I fL (3) Use of the modified specification would not involve a significant reduction in a margin of safety.
This amendment will not reduce the margin of safety since the plant operating and safety limits will remain unchanged. All cycle designs have been and will continue to be analyzed using NRC approved methods to demonstrate that existing design limits and safety analysis criteria are met in advance of cycle operation.
In addition, the NRC has provided examples of amendments that are considered not likely to involve significant hazards considerations (48 Fed. Reg. at 14870). This proposed amendment matches example (iii):
"a change resulting from a nuclear reactor core reloading, if no fuel assemblies significantly different from those found previously acceptable to the NRC for a previous core at the facility in question are involved. This assumes that no significant changes are made to acceptance criteria for the Technical Specifications, that the analytical methods used to demonstrate conformance with the Technical Specifications and regulations are not significantly changed, and that the NRC has previously found such methods acceptable."

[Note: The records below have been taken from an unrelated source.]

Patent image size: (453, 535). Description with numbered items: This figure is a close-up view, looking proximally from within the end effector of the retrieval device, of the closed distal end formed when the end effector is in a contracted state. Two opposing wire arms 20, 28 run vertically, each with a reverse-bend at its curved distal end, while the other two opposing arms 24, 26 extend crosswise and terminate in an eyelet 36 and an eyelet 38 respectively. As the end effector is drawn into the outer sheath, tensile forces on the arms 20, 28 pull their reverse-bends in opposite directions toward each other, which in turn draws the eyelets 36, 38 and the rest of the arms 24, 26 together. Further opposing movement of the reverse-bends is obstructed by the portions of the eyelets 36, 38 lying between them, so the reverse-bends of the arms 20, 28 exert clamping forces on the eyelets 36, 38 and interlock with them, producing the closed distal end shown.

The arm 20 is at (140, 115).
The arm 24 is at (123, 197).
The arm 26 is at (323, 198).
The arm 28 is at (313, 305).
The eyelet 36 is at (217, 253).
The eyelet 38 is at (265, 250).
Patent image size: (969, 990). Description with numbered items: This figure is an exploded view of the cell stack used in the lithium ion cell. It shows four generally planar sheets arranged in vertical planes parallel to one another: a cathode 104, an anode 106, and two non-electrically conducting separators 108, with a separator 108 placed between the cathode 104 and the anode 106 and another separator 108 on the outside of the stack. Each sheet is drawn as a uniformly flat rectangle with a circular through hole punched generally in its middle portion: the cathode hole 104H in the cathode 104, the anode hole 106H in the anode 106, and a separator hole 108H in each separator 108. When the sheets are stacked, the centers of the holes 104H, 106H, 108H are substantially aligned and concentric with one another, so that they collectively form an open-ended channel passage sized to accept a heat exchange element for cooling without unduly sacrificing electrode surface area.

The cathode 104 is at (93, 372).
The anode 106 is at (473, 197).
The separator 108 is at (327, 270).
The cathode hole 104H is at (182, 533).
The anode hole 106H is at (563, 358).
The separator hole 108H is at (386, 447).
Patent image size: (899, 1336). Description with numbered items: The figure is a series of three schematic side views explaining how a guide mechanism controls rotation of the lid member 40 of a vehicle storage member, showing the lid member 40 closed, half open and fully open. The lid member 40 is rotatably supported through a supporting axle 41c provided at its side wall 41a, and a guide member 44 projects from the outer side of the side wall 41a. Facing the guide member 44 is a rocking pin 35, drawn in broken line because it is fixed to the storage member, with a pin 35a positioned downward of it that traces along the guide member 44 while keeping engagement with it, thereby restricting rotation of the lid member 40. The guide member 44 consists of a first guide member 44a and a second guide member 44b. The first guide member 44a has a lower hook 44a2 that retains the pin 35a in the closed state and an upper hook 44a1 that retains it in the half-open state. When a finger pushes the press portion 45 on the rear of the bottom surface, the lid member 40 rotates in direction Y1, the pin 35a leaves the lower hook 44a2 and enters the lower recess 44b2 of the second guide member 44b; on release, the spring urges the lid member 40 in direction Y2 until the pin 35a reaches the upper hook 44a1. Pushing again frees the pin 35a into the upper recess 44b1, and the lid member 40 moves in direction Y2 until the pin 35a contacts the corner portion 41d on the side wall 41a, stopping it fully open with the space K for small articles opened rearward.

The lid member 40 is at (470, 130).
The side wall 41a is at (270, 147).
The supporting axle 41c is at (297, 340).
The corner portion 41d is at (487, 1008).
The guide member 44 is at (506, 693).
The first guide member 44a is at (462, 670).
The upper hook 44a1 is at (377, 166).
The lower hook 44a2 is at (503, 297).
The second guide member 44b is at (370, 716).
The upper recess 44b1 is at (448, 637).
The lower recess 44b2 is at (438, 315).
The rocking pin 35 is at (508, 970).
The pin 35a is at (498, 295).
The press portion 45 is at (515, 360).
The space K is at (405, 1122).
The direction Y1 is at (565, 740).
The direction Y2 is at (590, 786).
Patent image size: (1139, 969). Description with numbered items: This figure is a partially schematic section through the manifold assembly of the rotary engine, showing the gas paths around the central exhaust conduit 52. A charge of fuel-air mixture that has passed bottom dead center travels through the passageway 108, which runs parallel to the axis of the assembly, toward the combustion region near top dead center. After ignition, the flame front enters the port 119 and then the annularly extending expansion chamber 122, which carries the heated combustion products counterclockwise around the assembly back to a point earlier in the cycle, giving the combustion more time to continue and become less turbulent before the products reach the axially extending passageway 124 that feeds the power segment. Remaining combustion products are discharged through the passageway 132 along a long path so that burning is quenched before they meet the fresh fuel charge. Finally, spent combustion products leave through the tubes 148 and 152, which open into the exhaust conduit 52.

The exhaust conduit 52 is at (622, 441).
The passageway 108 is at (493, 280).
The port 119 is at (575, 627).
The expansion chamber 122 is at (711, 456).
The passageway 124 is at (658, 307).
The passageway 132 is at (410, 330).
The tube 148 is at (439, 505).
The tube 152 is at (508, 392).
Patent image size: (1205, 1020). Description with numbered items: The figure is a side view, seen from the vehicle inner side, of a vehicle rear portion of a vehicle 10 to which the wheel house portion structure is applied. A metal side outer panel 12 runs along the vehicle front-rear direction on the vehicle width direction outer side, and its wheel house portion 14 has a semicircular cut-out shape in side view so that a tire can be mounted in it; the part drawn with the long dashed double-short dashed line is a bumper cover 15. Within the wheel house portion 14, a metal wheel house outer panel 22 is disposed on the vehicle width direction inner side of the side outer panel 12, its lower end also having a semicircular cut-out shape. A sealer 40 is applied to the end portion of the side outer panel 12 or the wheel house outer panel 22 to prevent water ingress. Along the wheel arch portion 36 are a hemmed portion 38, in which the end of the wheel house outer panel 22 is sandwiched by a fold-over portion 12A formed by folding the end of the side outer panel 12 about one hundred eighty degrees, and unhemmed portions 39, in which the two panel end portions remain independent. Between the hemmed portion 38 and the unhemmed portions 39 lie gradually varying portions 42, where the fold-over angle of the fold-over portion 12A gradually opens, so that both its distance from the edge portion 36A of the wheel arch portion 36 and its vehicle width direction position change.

This particular amendment for a less restrictive fuel rod uranium weight matches this example since Technical Specification 5.3.1 will continue to require reload fuel assemblies which are similar in physical design as that previously approved for St. Lucie Unit 1~
When compared to the standards set in 10 CFR 50.92(c), this proposed amendment does not involve a significant safety hazards consideration. This is further verified by comparing this change with the example given in the Federal Register, where in, this is a change that will result in the reactor core being reloaded with fuel assembly designs that have been analyzed with applicable NRC approved methodology to verify compliance with applicable design and safety criteria. Therefore, it is concluded that operation of St. Lucie Unit 1 in accordance with the proposed amendment will not pose a threat to the public health and safety.
Based on the above, we have determined that the proposed amendment does not (1) involve a significant increase in the probability or consequences of an accident previously evaluated, (2) create the probability of a new or different kind of accident from any previously evaluated, or (3) involve a significant reduction in a margin of safety; and therefore does not involve a significant hazards consideration.